Recently, the communities of Mbossedji built their first poultry shed, completing the next step towards developing self-sufficiency. Through training and assistance from CREATE!’s technicians, cooperative members can pursue their shared economic ambitions.
Women are learning how to care for the chickens as they grow and then sell the grown chickens in the weekly market and in other nearby communities. Women will also be able to supplement the diets of their families with the chicken that they raise themselves. “We used to eat chicken very rarely because it was expensive. We recently built a poultry shed in the village site and we are in the first production,” says Ndeye Diop, Cooperative Garden President in Mbossedji. “It is a pleasure for all of the community to start poultry production in the village because we didn’t have easy access to chicken.”
Mbossedji is in an extremely hot region of Senegal. However, with the right conditions and care, this project is highly successful.
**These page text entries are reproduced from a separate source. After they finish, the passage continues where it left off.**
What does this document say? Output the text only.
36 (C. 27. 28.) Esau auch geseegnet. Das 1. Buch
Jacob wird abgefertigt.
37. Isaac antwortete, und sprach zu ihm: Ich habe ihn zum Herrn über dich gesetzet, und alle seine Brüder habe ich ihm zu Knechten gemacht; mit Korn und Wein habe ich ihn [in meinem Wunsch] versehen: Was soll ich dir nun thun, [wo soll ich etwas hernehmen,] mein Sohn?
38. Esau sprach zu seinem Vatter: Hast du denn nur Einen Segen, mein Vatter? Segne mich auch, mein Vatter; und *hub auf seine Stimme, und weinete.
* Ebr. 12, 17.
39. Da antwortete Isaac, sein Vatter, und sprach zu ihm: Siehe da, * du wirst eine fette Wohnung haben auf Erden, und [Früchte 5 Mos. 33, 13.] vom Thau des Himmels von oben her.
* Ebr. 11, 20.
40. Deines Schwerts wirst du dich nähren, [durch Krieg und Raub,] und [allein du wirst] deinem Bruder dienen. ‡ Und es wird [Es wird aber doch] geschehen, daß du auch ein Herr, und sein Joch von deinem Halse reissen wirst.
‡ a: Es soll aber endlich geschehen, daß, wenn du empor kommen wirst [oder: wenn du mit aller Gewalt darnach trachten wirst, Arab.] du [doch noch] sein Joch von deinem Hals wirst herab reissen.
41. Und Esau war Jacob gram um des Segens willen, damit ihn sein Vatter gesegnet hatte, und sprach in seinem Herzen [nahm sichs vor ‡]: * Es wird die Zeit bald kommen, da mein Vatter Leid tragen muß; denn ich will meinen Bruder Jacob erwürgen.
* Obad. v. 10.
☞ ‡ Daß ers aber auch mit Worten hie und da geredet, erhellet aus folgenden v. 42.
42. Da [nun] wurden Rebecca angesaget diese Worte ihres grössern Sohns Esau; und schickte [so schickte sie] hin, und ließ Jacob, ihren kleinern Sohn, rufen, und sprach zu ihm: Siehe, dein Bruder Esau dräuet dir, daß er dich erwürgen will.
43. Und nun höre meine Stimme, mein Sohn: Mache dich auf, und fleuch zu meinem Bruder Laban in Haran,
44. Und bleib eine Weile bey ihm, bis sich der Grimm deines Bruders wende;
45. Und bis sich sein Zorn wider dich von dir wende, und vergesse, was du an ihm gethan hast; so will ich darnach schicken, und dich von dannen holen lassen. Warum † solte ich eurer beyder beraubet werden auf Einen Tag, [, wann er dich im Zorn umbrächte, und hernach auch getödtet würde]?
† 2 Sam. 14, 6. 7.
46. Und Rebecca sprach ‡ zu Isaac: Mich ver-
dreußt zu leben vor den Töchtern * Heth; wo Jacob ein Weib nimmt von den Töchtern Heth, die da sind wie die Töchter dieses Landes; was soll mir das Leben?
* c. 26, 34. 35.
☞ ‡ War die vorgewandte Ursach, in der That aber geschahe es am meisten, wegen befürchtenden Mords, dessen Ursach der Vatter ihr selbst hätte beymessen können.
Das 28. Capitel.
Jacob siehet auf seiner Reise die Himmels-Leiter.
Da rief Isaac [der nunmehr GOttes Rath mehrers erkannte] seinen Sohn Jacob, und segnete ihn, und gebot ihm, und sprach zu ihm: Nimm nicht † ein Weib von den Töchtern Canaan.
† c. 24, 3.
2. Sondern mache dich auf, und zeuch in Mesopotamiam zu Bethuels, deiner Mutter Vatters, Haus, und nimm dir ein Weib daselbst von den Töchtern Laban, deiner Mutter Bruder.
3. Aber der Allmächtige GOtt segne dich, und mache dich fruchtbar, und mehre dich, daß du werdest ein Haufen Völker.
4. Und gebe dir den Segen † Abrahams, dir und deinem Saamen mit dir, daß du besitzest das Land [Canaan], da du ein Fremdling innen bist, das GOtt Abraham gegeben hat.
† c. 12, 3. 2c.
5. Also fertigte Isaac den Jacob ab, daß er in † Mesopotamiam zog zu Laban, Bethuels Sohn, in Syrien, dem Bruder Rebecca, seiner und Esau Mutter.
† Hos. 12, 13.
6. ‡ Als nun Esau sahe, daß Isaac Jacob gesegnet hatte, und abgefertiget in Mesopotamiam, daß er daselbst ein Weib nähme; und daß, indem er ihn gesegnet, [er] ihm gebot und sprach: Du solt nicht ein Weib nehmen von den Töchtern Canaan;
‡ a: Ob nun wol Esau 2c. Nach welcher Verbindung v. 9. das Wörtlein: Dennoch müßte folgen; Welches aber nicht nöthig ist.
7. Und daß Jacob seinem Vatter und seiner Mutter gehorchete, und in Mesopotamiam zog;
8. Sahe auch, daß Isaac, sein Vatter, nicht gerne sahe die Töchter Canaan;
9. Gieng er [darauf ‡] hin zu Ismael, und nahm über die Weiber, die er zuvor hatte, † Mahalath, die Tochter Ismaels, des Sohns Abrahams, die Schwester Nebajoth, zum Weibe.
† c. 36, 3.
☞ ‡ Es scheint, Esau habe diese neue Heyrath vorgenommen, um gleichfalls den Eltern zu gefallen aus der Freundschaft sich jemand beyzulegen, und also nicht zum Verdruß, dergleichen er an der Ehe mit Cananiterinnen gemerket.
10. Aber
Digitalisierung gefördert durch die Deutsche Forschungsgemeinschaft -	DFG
Windows create natural ventilation in the sheds, and people often string together old feedbacks to use as window shades during the hot hours of the day. At night, women place battery-powered lights in the poultry shed. Darkness is stressful for chickens, so illumination at night ensures that chickens remain healthy and calm. The women use a small solar panel to charge the lights’ battery pack during the day so that the lights can stay on throughout the long equatorial night.
Pursuing Economic Ambitions
Poultry is highly profitable to sell in the markets. Combined with selling vegetables from their community gardens, women in Mbossedji will be generating a steady income from their villages! A reliable income means being able to afford to send your children to school, purchase clothes and supplies, pay for transportation, buy enough groceries, and more. As part of the development projects, CREATE!‘s technicians will assist women in starting their own VSLA (Voluntary Savings & Lending Associations) in Mbossedji. This way, women will not only be saving the income they’re earning but also be able to take out loans for household needs.
A Traditional Senegalese Recipe:
We are excited that Mbossedji and many more of our partner villages are running successful poultry sheds from their communities! We would like to see this prosperity spread across villages in rural Senegal. In celebration of the success of our partners, we’d like to share a traditional Senegalese chicken recipe with you from Panning the Globe. Bon appetit!
Senegalese Chicken Yassa
Author: Panning the Globe (https://www.panningtheglobe.com/senegalese-chicken-yassa/)
Total Time: 2 hours
• 3 chicken leg quarters (leg and thigh)
• 3 chicken breast halves (bone-in)
• 5 onions (about 2 pounds) peeled, halved, and thinly sliced
• 1 habanero or scotch bonnet pepper
• 1/2 cup fresh lemon juice
• 1/4 cup canola oil or olive oil
• 2 tablespoons dijon mustard
• 4 medium garlic cloves, crushed
• 1/2 teaspoon salt
• For Browning and Braising the Chicken
• Kosher salt
• Freshly ground black pepper
• 1 tablespoon cooking oil (olive, canola, or grape seed)
• 1 1/2 cups low-salt chicken broth (I recommend Swanson’s)
• Garnish 1 cup pitted green olives, sliced
1. Marinate the Chicken: Put the chicken and onions into a large glass bowl. Cut a few slits in the habanero pepper and add it to the bowl. Whisk marinade ingredients in a small bowl and pour on top. Toss to coat. Cover bowl with plastic wrap and marinate in the fridge for at least 3 hours or, preferably, overnight.
2. Brown the Chicken: Preheat the oven to 350ºF. Heat 1 tablespoon oil over medium-high heat in a large heavy pot or Dutch oven. Remove the chicken from the marinade and sprinkle pieces with a few pinches of salt and a few grinds of pepper, to taste. Brown chicken on both sides in batches, three pieces at a time, about 5 minutes per batch. Transfer to a plate and set aside. Spoon out some of the chicken fat from the pot, leaving about one tablespoon.
3. Caramelize the Onions: Set the hot pepper aside and scrape the onions and all the marinade into the pot over medium-high heat. Cook, stirring, for about 5 minutes to get the onions hot and cooking. Cover the pot and turn the heat to medium-low. Let the onions cook, stirring occasionally, for about 10 minutes more, until they are soft and starting to caramelize. Regulate the heat so they don’t burn.
4. Use a spatula or wooden spoon to move onions aside, as you lay chicken pieces into the bottom of the pot, and then mound the onions on top of the chicken pieces. Place the hot pepper in the middle of the pot. Pour in chicken broth. Turn the heat to medium high and bring the broth to a simmer. Cover the pot and put it in the oven and cook for 1 hour and 20 minutes.
5. Serve with fluffy white rice and sliced green olives.